Search code examples
twittertwitter4j

Some general Twitter4J questions


I'm trying to do a write up of Twitter4J for part of a uni project, but I'm getting hung up on a few things. From the Twitter4J api:

void sample()
Starts listening on random sample of all public statuses. The default access level provides a small proportion of the Firehose. The "Gardenhose" access level provides a proportion more suitable for data mining and research applications that desire a larger proportion to be statistically significant sample.

This implies that by default, a "default access" is provided to the stream, but another type of access, "Gardenhose access" is available. Is this correct? And if so, how do you access the higher Gardenhose access?

I'm asking as I've seen some answers on SO suggest that there is only one level of access - the Gardenhose, and I'm trying to clear this up once and for all.

In addition to this, I would like a reference (if possible) to the number of tweets the sample stream allows access to. I've read lots of people cite 1% for "default access" and 10% for "gardenhose access" - but I can't find this anywhere in the API.

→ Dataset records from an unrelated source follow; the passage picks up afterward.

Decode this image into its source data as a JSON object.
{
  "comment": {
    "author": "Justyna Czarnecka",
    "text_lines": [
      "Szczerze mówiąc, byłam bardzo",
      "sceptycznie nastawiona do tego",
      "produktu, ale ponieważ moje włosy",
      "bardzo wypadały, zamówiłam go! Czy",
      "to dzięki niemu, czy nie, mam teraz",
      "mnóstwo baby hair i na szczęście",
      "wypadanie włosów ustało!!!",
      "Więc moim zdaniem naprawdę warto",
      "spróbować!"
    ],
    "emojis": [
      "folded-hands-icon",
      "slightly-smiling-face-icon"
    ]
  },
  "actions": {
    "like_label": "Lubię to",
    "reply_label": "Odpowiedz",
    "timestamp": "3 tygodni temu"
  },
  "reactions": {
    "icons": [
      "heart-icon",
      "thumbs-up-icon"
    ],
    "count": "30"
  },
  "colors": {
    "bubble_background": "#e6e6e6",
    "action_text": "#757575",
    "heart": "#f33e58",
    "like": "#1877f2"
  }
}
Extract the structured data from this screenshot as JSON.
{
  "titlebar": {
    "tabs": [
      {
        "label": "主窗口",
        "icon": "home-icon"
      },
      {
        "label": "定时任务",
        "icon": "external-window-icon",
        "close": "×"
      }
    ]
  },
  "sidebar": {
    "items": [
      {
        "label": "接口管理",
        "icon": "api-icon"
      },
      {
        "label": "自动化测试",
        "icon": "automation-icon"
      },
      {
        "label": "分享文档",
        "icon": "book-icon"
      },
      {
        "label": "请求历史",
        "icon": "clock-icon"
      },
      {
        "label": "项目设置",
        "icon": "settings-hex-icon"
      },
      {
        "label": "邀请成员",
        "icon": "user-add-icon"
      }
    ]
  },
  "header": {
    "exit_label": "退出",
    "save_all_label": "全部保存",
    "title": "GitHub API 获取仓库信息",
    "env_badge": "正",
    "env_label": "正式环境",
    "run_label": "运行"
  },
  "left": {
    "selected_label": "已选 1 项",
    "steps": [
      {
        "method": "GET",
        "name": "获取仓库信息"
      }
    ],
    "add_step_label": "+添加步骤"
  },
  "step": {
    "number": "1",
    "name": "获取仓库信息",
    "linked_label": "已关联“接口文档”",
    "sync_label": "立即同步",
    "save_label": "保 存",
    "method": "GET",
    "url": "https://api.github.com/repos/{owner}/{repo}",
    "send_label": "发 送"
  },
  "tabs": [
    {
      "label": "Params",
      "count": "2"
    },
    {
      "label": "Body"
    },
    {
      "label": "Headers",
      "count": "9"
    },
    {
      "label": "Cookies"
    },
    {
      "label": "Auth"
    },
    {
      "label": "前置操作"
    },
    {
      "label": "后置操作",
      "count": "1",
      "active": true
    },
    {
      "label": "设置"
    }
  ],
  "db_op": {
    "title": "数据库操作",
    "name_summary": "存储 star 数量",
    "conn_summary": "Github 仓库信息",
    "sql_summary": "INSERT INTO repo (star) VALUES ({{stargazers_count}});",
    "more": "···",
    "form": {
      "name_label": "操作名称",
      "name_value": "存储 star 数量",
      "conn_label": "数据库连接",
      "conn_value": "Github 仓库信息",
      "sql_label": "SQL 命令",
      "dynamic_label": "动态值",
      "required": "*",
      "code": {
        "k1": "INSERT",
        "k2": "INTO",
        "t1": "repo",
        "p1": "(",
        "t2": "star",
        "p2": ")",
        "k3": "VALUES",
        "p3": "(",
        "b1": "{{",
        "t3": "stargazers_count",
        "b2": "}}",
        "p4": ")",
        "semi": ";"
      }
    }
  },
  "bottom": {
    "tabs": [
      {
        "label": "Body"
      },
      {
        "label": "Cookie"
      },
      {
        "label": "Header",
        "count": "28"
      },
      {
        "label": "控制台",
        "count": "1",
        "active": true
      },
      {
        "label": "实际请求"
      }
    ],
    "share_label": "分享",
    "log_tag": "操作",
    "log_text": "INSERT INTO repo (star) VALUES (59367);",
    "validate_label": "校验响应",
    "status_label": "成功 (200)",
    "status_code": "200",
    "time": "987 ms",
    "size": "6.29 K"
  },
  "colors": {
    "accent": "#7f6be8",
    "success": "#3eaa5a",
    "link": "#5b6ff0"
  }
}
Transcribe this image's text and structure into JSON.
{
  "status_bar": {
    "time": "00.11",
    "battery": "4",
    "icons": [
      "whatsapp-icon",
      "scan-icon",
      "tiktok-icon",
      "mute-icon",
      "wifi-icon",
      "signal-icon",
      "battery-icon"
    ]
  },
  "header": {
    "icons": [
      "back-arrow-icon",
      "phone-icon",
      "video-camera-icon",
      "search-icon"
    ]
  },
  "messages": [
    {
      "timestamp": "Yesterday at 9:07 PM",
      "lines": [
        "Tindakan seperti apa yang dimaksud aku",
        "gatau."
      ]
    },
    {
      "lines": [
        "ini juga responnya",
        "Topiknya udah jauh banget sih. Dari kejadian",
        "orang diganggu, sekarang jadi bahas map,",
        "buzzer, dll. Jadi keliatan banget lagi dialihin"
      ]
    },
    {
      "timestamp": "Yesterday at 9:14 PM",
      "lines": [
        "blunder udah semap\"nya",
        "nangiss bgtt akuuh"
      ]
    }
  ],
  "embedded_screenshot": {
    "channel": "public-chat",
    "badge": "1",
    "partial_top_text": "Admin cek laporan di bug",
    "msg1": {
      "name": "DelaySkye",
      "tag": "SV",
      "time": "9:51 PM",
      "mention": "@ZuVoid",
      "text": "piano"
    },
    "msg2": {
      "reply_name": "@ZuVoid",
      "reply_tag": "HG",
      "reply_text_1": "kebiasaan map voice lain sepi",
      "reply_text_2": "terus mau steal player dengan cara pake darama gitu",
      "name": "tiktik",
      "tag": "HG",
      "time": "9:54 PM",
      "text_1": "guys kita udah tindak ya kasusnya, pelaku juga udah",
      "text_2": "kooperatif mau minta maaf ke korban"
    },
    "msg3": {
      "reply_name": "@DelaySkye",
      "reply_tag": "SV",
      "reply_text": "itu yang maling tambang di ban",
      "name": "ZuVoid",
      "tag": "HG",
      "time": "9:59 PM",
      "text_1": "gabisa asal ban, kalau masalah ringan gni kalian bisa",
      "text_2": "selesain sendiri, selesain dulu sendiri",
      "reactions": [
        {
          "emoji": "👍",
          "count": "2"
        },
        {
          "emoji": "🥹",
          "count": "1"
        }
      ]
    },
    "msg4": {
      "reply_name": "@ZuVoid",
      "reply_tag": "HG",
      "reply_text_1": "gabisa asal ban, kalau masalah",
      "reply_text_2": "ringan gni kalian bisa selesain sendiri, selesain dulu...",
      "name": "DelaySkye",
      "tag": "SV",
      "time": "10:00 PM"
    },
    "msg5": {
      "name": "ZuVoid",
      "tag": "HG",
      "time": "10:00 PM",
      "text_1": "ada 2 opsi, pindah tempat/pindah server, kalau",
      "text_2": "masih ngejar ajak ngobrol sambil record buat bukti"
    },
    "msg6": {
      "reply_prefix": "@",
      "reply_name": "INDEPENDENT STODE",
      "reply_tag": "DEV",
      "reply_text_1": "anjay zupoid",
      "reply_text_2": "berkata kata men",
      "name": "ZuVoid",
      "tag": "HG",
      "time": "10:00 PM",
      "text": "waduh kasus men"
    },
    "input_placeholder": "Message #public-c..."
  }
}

So to sum up, two questions:

  1. Does the sample stream have a "default access" and a "gardenhose access", or just one of those?
  2. How much of the Twitter firehose stream can these levels of access gain?

If replying, please have links to reference-able API where possible.


Solution

  • The gardenhose is different from the default sample stream, you would have had to request access from Twitter in order to use it.

    However, I am not sure if Twitter still allows access to the gardenhose, or even if it still exists. It seems the current mechanism may be to use one of Twitter's preferred data partners:

    Using the Streaming API?

    Every Twitter account can connect to a small sampling of the Streaming API. Accounts that need increased access for data gathering or analytical reasons should check out our preferred partners page.

    (source)

    It may be different for students or educational instutions and that the gardenhose is still available to you. Previously you would have to either e-mail [email protected] or you could use the following form, but I have no idea if these methods work still - the post is quite old.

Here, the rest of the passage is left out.